"Os espelhos estão cheios de gente.
Os invisíveis nos vêem.
Os esquecidos se lembram de nós.
Quando nos vemos, os vemos.
Quando nos vamos, se vão?"
Eduardo Galeano: Espelhos

quinta-feira, 24 de julho de 2014

A vida cotidiana egípcia em pequenas obras de arte

Modelo de barco do túmulo de Herishefhotep, IXª dinastia. Foto: Einsamer Schütze

A arte do Egito Antigo tem sua expressão máxima em obras monumentais e de caráter religioso, como as pirâmides e as pinturas que recobrem as paredes dos túmulos e templos. Mas, a estes magníficos exemplos do alto nível artístico alcançado pelos antigos egípcios, somam-se pequenos trabalhos artesanais que, por traduzirem hábitos, costumes e aspectos da vida cotidiana, foram de grande importância para a reconstituição histórica da civilização egípcia. Elaborados fora do contexto religioso do Estado, estes trabalhos eram de concepção bastante livre, não obedecendo aos rígidos padrões a que estava submetida a arte monumental dos faraós.


Modelo de cozinha: trabalhadores moendo, cozendo e fazendo cerveja, XII dinastia. 
Foto: Andreas Praefcke

Durante o Antigo Império, a argila e os metais foram as matérias-primas básicas utilizadas na feitura das peças de artesanato, que compreendiam desde utensílios domésticos até estatuetas e delicados trabalhos de ourivesaria. No Médio Império, porém, a madeira passou a ser empregada em larga escala na confecção de todo tipo de manufaturas. E foi neste período que se desenvolveu um gênero de estatuária de cunho nitidamente artesanal. Esculpidas em madeira e pintadas com cores vivas, estas figuras aparecem reunidas em grupos onde são retratadas cenas da vida di[ária dos antigos egípcios.

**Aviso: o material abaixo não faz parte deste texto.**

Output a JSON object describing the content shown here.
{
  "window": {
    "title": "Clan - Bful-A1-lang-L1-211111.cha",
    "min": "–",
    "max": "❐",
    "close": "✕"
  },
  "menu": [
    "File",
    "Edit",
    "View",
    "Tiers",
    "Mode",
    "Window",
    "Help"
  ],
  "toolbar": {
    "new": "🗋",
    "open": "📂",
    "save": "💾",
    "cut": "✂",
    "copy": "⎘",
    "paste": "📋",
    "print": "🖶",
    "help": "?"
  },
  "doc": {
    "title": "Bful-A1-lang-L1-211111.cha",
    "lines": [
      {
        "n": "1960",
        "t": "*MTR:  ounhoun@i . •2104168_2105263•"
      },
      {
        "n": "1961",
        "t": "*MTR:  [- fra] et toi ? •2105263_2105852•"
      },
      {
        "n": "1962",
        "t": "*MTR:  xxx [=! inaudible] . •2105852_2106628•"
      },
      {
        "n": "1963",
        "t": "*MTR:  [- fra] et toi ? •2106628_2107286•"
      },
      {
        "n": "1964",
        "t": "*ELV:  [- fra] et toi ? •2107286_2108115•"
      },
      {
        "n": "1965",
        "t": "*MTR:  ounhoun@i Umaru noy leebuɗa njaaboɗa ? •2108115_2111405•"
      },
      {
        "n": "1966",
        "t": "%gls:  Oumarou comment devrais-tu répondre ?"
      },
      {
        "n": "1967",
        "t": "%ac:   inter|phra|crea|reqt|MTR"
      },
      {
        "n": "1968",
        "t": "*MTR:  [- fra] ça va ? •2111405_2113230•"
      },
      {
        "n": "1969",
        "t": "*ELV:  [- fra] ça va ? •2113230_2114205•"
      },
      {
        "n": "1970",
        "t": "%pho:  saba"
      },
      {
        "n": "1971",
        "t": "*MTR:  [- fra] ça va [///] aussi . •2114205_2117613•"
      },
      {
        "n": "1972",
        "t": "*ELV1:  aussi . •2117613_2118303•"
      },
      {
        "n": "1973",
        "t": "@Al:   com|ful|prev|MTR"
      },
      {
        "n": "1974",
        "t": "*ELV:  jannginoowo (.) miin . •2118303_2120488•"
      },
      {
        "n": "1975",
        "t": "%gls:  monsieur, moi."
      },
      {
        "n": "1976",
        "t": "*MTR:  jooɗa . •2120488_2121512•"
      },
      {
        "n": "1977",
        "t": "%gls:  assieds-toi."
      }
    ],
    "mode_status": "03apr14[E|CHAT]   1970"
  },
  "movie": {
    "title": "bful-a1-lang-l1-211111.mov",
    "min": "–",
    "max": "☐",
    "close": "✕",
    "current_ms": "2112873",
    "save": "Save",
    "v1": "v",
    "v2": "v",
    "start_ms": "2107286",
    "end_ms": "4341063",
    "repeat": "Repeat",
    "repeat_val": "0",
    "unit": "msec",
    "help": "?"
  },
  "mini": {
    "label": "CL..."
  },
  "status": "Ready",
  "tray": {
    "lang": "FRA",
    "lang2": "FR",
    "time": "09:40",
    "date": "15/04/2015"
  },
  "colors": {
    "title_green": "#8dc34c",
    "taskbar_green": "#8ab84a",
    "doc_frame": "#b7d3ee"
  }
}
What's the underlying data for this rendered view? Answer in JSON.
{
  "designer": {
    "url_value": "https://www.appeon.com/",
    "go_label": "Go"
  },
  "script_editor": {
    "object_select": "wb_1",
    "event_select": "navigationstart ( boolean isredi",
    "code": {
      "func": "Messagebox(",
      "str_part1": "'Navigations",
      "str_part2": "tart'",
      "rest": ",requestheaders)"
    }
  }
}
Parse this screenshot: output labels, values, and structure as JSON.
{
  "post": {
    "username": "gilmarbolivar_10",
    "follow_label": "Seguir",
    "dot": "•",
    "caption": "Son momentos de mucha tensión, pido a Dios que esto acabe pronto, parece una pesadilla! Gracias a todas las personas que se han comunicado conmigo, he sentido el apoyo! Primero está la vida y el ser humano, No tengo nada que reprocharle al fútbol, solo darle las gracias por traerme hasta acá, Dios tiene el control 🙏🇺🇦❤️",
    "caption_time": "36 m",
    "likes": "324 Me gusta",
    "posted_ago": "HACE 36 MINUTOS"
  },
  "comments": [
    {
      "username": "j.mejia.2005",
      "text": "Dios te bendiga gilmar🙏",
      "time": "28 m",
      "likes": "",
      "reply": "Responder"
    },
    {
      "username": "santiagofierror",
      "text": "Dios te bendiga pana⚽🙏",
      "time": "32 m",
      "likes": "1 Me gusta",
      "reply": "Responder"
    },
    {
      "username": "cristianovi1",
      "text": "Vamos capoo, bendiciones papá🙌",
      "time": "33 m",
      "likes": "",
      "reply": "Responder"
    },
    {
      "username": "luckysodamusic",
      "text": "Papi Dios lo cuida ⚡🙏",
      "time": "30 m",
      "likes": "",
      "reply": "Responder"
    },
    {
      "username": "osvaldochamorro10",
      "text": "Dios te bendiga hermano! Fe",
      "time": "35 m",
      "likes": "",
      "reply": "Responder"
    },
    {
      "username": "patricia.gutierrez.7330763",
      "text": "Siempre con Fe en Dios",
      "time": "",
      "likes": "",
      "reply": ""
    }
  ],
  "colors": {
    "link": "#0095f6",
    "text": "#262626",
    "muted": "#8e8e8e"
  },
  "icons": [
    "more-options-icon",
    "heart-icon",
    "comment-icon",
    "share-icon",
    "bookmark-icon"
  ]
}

Modelo de celeiro. Os homens estão derramando grãos em silos compartimentados. No canto oposto, um escriba, sentado no chão, registra as quantidades em uma placa coberta de gesso. 1ª Período Intermediário. 
Foto: Typezero

Pela profusão de personagens e detalhes, tais conjuntos – descobertos em sua maior parte nas tumbas dos faraós e nobres tebanos – são testemunhos fiéis de um modo de vida mais desaparecido há milhares de anos. Na realidade, têm um valor muito mais documentário do que propriamente artístico, já que muitos deles são trabalhos nem sempre perfeitamente realizados do ponto de vista estético. Estas miniaturas eram colocadas nas câmaras mortuárias como símbolos de uma vida que se prolongaria pela eternidade e dos serviços que nela deveriam ser prestados àquele que morrera. Ao reproduzirem o dia-a-dia de toda uma sociedade, os artesãos do Egito Antigo conseguiram realizar algo de tão importante quanto os grandes artistas da época: fazer com que, das profundezas do mundo dos mortos, pudesse ser trazido à luz o mundo dos vivos, singelamente perpetuado em argila e madeira.


HISTÓRIA DAS CIVILIZAÇÕES. São Paulo: Abril, 1975. p. 10. Volume 1.

NOTA: O texto "A vida cotidiana egípcia em pequenas obras de arte" não representa, necessariamente, o pensamento deste blog. Foi publicado com o objetivo de refletirmos sobre a construção do conhecimento histórico.